Calvino, Manzoni and the Gray Zone
Carlo Ginzburg
First of all, there is a memory, an image. Primo Levi and Calvino are walking side by side at dusk in the summertime, talking animatedly (Calvino is taller), along the road that goes towards the village of Rhêmes Notre-Dame. It was at Rhêmes, a little side valley of the Aosta Valley, that the co-workers and friends of the Einaudi publishing house used to meet each summer. The discussions would go on for about a week.
That was the only time when, at least when I was there, that Primo Levi participated. It must have been 1980 or 1981. The meaning of that image imprinted in my memory became evident in retrospect when Sergio Solmi’s translation into Italian of Raymond Queneau’s Petite cosmogonie portative was published by Einaudi in 1982. Calvino wrote an afterword for it, entitled Piccola guida alla Piccola Cosmogonia (little guide to the little cosmogony,) where he thanked Primo Levi, “who with his professional knowledge as a chemist and the agility of his sense of humor managed to get a handle on many of the passages that had remained inaccessible to me.”

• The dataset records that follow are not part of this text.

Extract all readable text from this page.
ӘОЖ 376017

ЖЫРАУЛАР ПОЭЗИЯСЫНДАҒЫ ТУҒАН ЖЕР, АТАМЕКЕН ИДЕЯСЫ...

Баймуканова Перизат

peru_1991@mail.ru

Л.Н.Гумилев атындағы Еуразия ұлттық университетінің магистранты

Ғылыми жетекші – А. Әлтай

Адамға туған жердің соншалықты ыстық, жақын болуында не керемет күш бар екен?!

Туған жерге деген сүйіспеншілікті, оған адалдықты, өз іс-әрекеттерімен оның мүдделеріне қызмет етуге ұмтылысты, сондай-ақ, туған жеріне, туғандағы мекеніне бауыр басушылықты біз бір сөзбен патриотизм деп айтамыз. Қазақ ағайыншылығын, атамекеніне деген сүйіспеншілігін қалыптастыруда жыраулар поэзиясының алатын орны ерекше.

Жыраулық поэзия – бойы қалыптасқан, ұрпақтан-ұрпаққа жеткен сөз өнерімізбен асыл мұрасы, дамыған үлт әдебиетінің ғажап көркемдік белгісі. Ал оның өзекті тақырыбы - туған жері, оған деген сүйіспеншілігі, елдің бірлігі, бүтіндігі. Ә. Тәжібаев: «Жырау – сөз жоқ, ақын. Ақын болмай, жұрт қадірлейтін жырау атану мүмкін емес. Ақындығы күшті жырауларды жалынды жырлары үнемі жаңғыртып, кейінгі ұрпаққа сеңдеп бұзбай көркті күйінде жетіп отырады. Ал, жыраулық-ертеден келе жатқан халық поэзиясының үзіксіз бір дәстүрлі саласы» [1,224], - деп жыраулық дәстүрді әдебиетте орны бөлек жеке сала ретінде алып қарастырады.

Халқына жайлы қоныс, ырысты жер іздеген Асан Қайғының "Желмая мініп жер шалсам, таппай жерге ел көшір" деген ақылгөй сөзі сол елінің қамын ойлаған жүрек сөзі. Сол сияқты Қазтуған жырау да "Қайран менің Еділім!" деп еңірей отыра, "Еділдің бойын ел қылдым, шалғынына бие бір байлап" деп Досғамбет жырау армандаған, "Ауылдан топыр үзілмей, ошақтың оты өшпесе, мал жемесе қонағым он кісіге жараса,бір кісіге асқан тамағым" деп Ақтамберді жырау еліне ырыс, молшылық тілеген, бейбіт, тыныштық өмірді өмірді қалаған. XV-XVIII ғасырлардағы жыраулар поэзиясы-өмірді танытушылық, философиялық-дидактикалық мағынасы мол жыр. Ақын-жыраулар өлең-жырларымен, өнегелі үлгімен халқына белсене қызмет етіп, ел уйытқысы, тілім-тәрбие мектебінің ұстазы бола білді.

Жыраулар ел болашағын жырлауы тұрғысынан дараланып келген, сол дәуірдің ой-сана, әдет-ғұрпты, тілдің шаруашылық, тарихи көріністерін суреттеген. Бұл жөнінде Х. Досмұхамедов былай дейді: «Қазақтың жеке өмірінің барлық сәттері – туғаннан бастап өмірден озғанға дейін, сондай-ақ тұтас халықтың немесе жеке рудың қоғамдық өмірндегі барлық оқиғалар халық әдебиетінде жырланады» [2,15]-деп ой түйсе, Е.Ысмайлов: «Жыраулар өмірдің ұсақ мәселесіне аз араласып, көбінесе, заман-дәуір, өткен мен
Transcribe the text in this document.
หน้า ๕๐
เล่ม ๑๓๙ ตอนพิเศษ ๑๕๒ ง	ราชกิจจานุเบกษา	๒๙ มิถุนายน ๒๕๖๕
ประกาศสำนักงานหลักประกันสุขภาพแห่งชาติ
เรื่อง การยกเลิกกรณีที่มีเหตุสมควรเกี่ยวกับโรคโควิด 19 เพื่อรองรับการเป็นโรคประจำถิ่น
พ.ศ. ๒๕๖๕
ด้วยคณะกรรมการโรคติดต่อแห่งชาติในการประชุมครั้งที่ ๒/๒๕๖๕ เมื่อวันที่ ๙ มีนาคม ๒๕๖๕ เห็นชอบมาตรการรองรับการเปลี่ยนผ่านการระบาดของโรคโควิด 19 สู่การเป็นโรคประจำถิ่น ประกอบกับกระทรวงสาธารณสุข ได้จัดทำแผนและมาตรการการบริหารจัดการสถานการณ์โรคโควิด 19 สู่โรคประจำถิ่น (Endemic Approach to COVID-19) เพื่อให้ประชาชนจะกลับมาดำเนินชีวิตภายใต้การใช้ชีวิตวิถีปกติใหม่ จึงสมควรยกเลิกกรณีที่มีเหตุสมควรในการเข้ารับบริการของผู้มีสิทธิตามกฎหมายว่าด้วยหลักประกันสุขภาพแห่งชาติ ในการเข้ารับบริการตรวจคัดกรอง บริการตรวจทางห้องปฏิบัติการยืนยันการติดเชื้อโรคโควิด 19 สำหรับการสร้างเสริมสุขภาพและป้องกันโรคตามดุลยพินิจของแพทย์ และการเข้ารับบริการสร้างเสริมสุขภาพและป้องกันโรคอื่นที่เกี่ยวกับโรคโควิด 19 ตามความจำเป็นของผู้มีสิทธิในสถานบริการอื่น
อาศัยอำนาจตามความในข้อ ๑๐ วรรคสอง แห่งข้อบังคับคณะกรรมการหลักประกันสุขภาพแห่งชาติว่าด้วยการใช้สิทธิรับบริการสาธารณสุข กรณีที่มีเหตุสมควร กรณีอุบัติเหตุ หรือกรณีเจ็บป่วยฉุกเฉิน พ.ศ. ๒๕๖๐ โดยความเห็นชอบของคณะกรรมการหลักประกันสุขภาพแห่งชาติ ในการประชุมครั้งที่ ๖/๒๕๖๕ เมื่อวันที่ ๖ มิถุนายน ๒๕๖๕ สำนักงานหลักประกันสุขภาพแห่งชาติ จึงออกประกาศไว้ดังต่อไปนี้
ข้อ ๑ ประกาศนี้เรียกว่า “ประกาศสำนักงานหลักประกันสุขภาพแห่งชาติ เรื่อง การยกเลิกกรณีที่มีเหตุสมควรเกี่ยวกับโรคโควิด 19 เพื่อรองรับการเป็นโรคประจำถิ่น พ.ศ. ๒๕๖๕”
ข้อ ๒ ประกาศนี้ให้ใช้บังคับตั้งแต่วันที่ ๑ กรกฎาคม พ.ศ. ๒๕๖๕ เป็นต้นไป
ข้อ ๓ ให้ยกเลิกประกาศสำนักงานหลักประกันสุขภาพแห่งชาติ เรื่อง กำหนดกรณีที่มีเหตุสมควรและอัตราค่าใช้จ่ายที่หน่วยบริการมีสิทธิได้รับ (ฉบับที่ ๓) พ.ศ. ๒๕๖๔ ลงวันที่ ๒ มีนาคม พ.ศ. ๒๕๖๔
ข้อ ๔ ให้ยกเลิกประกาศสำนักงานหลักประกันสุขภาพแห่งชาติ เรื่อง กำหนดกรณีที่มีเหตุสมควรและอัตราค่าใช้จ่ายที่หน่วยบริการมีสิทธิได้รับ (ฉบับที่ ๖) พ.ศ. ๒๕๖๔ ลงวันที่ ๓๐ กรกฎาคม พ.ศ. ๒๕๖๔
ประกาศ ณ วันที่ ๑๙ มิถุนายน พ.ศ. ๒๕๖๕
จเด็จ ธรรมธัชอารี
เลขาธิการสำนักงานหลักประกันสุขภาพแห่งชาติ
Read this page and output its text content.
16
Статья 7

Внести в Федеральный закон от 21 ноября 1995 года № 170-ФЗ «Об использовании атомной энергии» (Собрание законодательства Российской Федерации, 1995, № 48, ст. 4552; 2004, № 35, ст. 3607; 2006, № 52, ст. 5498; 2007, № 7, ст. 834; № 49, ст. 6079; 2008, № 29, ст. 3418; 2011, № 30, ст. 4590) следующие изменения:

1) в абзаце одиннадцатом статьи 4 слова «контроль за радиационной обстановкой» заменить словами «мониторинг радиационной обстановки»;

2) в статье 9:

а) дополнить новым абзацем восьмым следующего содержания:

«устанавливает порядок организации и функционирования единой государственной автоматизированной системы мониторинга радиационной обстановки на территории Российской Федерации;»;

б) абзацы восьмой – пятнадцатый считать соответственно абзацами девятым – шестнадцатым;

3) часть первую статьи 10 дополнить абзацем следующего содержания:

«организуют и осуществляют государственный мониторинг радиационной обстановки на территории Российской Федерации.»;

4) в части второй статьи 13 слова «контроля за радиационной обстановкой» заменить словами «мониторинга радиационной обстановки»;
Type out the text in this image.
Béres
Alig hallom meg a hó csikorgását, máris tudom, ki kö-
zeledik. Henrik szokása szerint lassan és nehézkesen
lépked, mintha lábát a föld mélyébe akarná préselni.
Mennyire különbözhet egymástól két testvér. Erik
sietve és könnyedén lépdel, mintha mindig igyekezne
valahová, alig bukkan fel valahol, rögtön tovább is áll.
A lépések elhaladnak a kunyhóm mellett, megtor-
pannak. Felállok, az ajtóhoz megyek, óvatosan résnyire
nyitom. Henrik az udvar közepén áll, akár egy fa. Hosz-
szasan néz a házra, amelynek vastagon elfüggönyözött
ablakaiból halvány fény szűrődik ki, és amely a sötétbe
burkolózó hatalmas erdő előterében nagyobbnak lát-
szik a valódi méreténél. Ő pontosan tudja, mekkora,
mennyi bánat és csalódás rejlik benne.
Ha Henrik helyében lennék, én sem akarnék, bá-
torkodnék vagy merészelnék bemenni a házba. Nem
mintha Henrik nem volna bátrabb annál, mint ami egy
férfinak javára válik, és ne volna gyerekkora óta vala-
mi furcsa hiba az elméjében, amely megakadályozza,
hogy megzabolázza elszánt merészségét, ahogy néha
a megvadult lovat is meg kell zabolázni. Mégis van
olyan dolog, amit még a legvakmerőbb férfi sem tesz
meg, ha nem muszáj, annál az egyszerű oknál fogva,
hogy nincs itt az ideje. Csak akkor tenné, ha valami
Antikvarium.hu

In an enthusiastic review dedicated to the Petite cosmogonie portative, Levi referred to Calvino’s Piccola guida as “very sharp.” In 1986 he evoked his recollections of the work he did on Queneau “with happiness and amusement” at Rhêmes Notre-Dame as the “happiest hour” of his friendship with Calvino, who had died the year before.4
The chemist who had helped Calvino decipher Queneau’s arcane allusions to Mendeleev’s periodic table was also the author of The Periodic Table (1975), that very fine book where the table of the elements was used as a metaphor for the various and sundry way of impersonating the human condition. However, can we really detect a non-metaphoric equivalent of Mendeleev’s table in the sphere of human relationships? In his exploration of the “transversal bonds which link the world of nature to that of culture,” Primo Levi implicitly asked this kind of question and sought an answer.